Senator Hillary Clinton

Tuesday, February 22, 2005

NYT editor speaks on blogs

Bill Keller, executive editor of the New York Times, speaks on the current state of media as he sees it:
[Keller] noted that, according to a recent opinion poll, the public's trust in journalists is at its lowest point in decades. He attributed this in part to the increasingly polarized nature of the American public, who look to the press for support of their viewpoints.

"At the moment," he said, "the major press is under attack from ideologues on the right and left."

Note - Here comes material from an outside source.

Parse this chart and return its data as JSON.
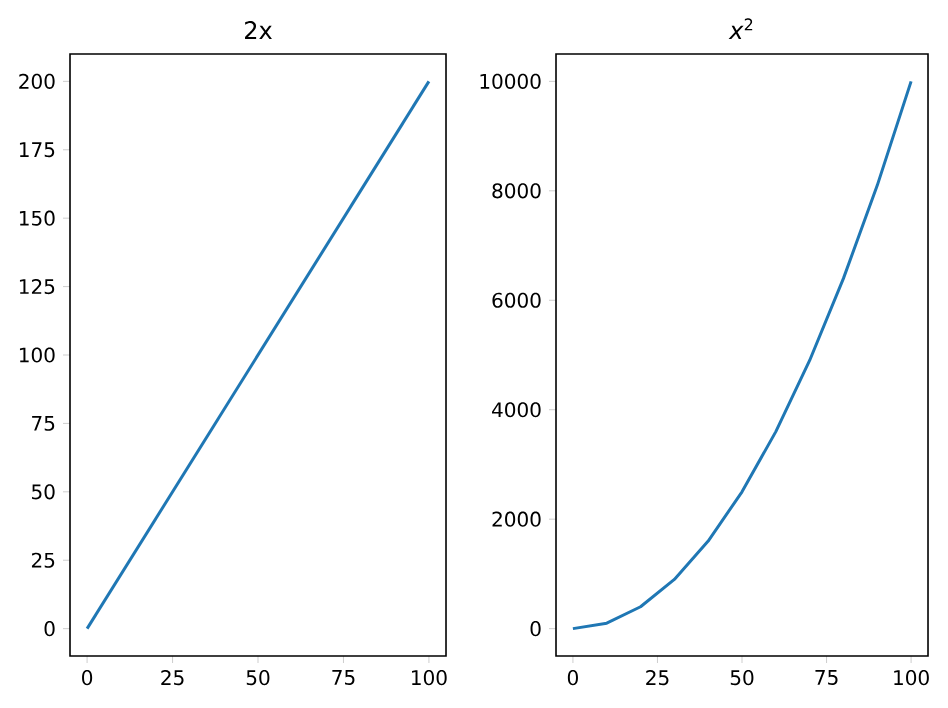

Keller also sees "blogging," or online writing that blurs news and commentary, as a mixed blessing. While he celebrated the blogger's ability to uncover breaking news, he noted that a blog's inherent bias might be detrimental to the reader. "A blog is still a view of the world through a pinhole," he said, noting that it can sometimes fall as low as being a "one man circle jerk."

I would add that blogs are detrimental to the degree that many seek out blogs only to reinforce their predisposed beliefs rather than looking for thoughtful discourse to help them form a better understanding of the world around them. People use the blogs to find not facts, but facts that reinforce their predetermined outcome. They encourage rather than discourage the "pinhole" view of the world.